Die IT der AHV läuft auf Sparflamme
Die Zentrale Ausgleichsstelle des Bundes ist nicht ausreichend digitalisiert. Durch einen konsequenten Einsatz der IT könnte die AHV mindestens 3 Millionen Franken sparen. Das stellt die Eidgenössische Finanzkontrolle in einem Bericht fest.
Die AHV hinke der Digitalisierung hinterher – das schreibt die Eidgenössische Finanzkontrolle (EFK) in einem Bericht vom 31. Mai, der nun veröffentlicht wurde. Die Zentrale Ausgleichstelle (ZAS) verfüge zwar über die IT-Anwendung SUVA Medical Exchange (SUVEX), diese fände aber noch zu wenig Anwendung.
Wenn die ZAS ihre IT-Tools konsequenter nutzen würde, könnte sie mindestens 3 Millionen Franken einsparen, rechnet die EFK vor. Zurzeit gingen 70 Prozent der Rechnungen in Papierform bei der ZAS ein. Papier-Abläufe seien nicht nur zeitaufwändig, sondern auch teuer. Eine Papierrechnung koste durchschnittlich 5 Franken, eine digitale Rechnung dagegen nur 1 bis 2 Franken.

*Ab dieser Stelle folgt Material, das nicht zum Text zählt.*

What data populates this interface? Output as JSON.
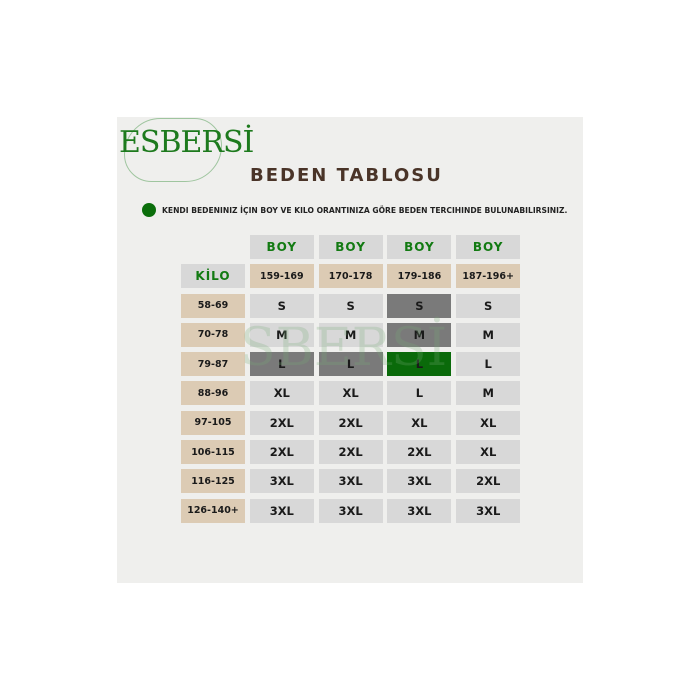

Unterbesetzte Informatikabteilung
Das grundlegende Problem: Die IV-Stellen seien nicht dazu in der Lage, die Papierrechnungen direkt in den digitalen Prozess zu speisen. Das führe zu Doppelspurigkeiten. "Dass zwei verschiedene Verarbeitungsprozesse nebeneinander existieren, einer für die Papier- und einer für die elektronischen Rechnungen, entspricht hinsichtlich der Effizienz nicht der gängigen Praxis", schreibt die EFK.
Die EFK kritisiert zudem, dass die ZAS mit nur einem einzigen Entwickler zusammenarbeite, der über Fachkenntnisse zur Anwendung SUVEX verfüge. Erschwerend komme hinzu, dass die ZAS keine gesetzlichen Befugnisse hätte, die Weiterentwicklung der IT-Lösung voranzutreiben. Grundsätzlich fehle eine Gesamtsicht über das digitale Verfahren.
Die Zentrale Ausgleichsstelle müsse unbedingt ihre Strategie ausfeilen. Die Zuständigkeiten zwischen ZAS und den IV-Stellen sollen sich klären, forderte die EFK. Darüber hinaus sei ein automatisierter Verarbeitungsprozess nötig. Und schliesslich müsse die IT-Lösung SUVEX gezielter eingesetzt werden, heisst es abschliessend.